Jam menunjukkan pukul 12.00 wita siang itu. Tidak ada perasaan aneh yang menghantuiku, hanya nyanyian-nyanyian gereja yang kukumandangkan membelah hiruk pikuk aktifitas manusia. Sebagai mahasiswa junior aku diwajibkan untuk berlatih lagu gereja dalam komunitas pelayanan mahasiswa Kristen dikampusku. Dan itu dilakukan setiap hari Sabtu, aku dan gerombolan teman-temanku selalu mengikuti pelatihan itu sebagai modal menguatkan kepribadian sehingga tidak terpengaruh dengan kebesaran dunia.
Sabtu kali ini lain dari biasanya, selesai melakukan latihan, aku balik ke tempat kosku dan bermaksud untuk pulang kampung (ingat waktu itu, amunisi sebagai anak kospun da habis) aku ayunkan langkah kakiku ke tempat kos yang kira-kira berjarak 1 kilo dari tempatku berlatih. Dari perkataan tetanggaku bahwa sekitar 2 jam yang baru lalu, ada beberapa orang tua yang datang mencariku dan berpesan agar aku segera pulang rumah ke rumah. Mendadak pikiranku bergejolak, namun karena teringat bahwa hari ini merupakan peringatan meninggalnya ibu dari ibuku (oma) dikampung jadi pemikiran lainnya masih dapat diabaikan. Sedikitpun tidak pernah terbesit dalam pikiranku bahwa sebenarnya orang yang begitu berharga dihidupku, sudah berlalu dan meninggalkan semua kenangan indah yang tidak akan pernah kulupakan dalam hidupku. Perjalanan jauhpun ku lakukan,pulang kampong dengan kebanggaan sebagai seorang mahasiswa gundul. Dalam perjalanan pulang aku menggunakan bus hingga ke ujung kampong dan diharuskan berjalan kaki sekitar ratusan meter menuju rumahku. Dalam perjalanan sudah sempat kudengan bisikan orang yang mengatakan bahwa ibuku sudah pergi untuk selamanya, namun aku tidak percaya, karena aku tau ibu yang sudah membuat kedua kakakku merai gelar sarjana pasti baik-baik saja. Dalam pikiranku, oma yang sudah pergi.
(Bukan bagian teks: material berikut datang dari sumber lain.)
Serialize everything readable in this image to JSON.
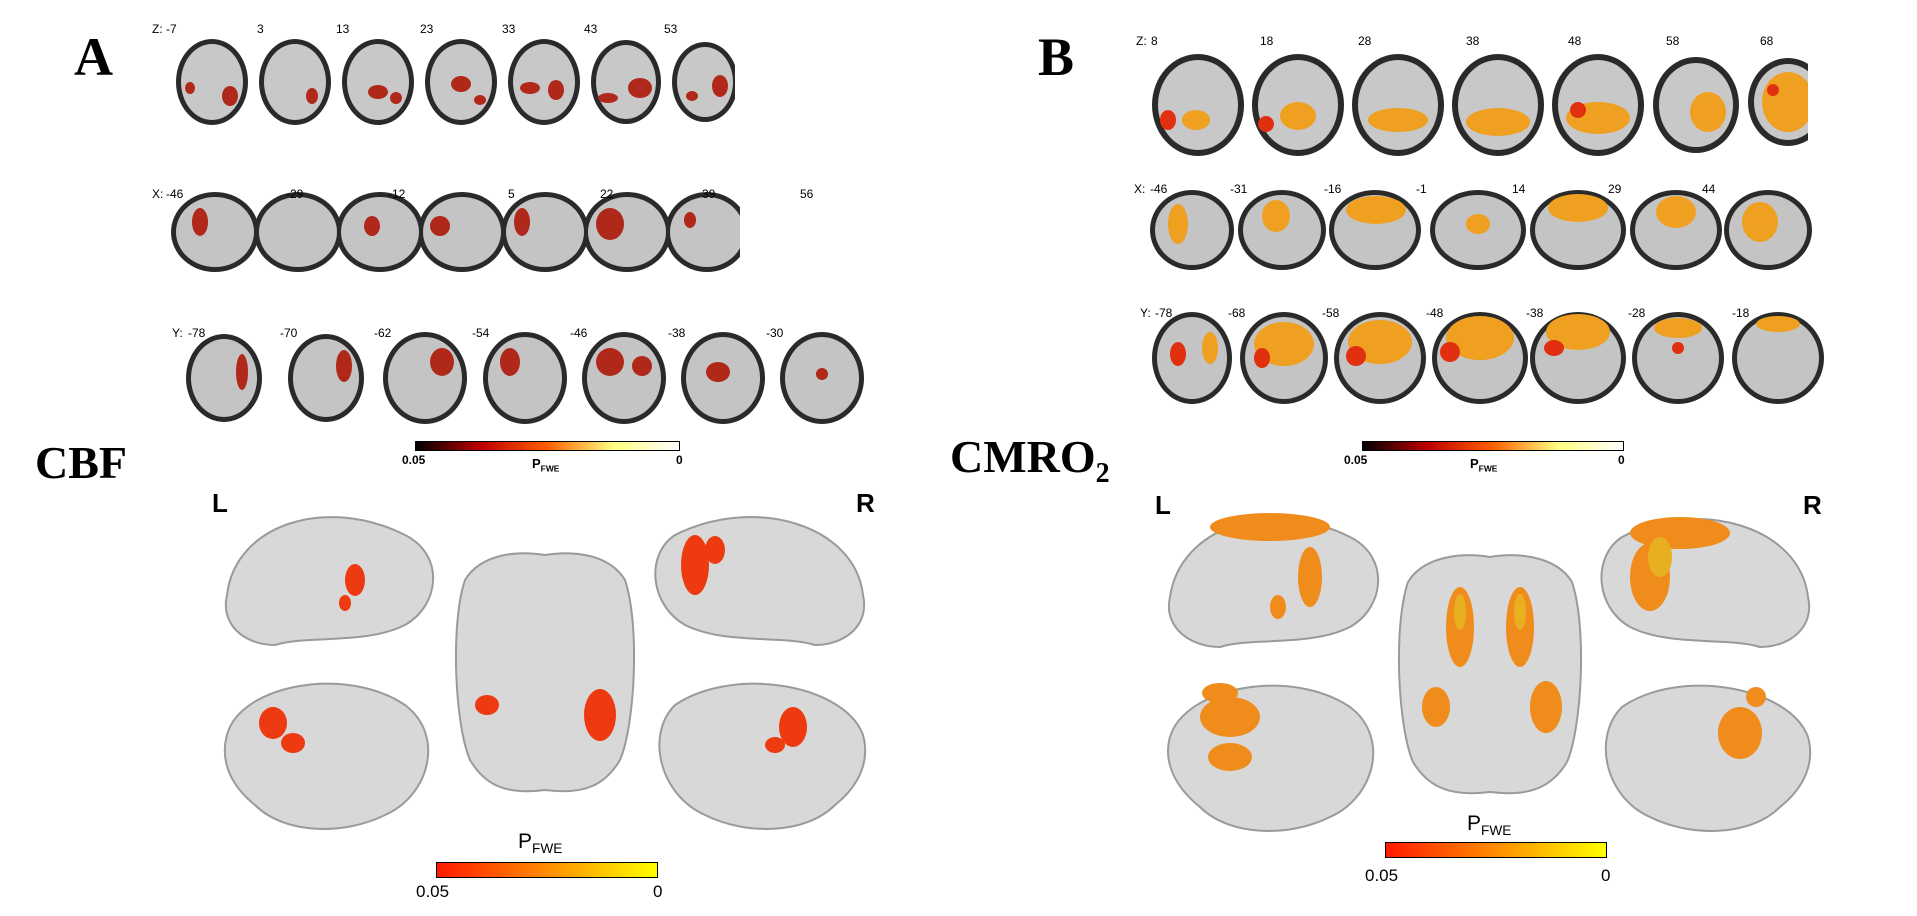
{
  "panels": [
    {
      "letter": "A",
      "measure": "CBF",
      "measure_sub": "",
      "rows": [
        {
          "axis_prefix": "Z: ",
          "labels": [
            "-7",
            "3",
            "13",
            "23",
            "33",
            "43",
            "53"
          ]
        },
        {
          "axis_prefix": "X: ",
          "labels": [
            "-46",
            "-29",
            "-12",
            "5",
            "22",
            "39",
            "56"
          ]
        },
        {
          "axis_prefix": "Y: ",
          "labels": [
            "-78",
            "-70",
            "-62",
            "-54",
            "-46",
            "-38",
            "-30"
          ]
        }
      ],
      "slice_colorbar": {
        "label": "P",
        "label_sub": "FWE",
        "min": "0.05",
        "max": "0",
        "colors": [
          "#000000",
          "#c00000",
          "#ff6000",
          "#ffff80",
          "#ffffff"
        ]
      },
      "surface_colorbar": {
        "label": "P",
        "label_sub": "FWE",
        "min": "0.05",
        "max": "0",
        "colors": [
          "#ff1a00",
          "#ffff00"
        ]
      },
      "hemi_left": "L",
      "hemi_right": "R"
    },
    {
      "letter": "B",
      "measure": "CMRO",
      "measure_sub": "2",
      "rows": [
        {
          "axis_prefix": "Z: ",
          "labels": [
            "8",
            "18",
            "28",
            "38",
            "48",
            "58",
            "68"
          ]
        },
        {
          "axis_prefix": "X: ",
          "labels": [
            "-46",
            "-31",
            "-16",
            "-1",
            "14",
            "29",
            "44"
          ]
        },
        {
          "axis_prefix": "Y: ",
          "labels": [
            "-78",
            "-68",
            "-58",
            "-48",
            "-38",
            "-28",
            "-18"
          ]
        }
      ],
      "slice_colorbar": {
        "label": "P",
        "label_sub": "FWE",
        "min": "0.05",
        "max": "0",
        "colors": [
          "#000000",
          "#c00000",
          "#ff6000",
          "#ffff80",
          "#ffffff"
        ]
      },
      "surface_colorbar": {
        "label": "P",
        "label_sub": "FWE",
        "min": "0.05",
        "max": "0",
        "colors": [
          "#ff1a00",
          "#ffff00"
        ]
      },
      "hemi_left": "L",
      "hemi_right": "R"
    }
  ]
}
“…jika kuingat, pada saat aku bersemangat melantunkan tembang pujian, saat itu pulah ibuku sementara bertarung dalam hidupnya..”
Mencoba untuk kuat, tapi setiap langkahku sudah disertai dengan tangisan teriakan orang-orang yang melihatku, walaupun waktu itu jarak menuju rumahku masih jauh. Perasaanku kian bergejolak ketika memasuki rumah sederhana yang ditempati puluhan tahun bersama ibu dan ayahku, langsung disambut dengan pelukan kedua kakakku dengan bisikan “aku harus kuat”.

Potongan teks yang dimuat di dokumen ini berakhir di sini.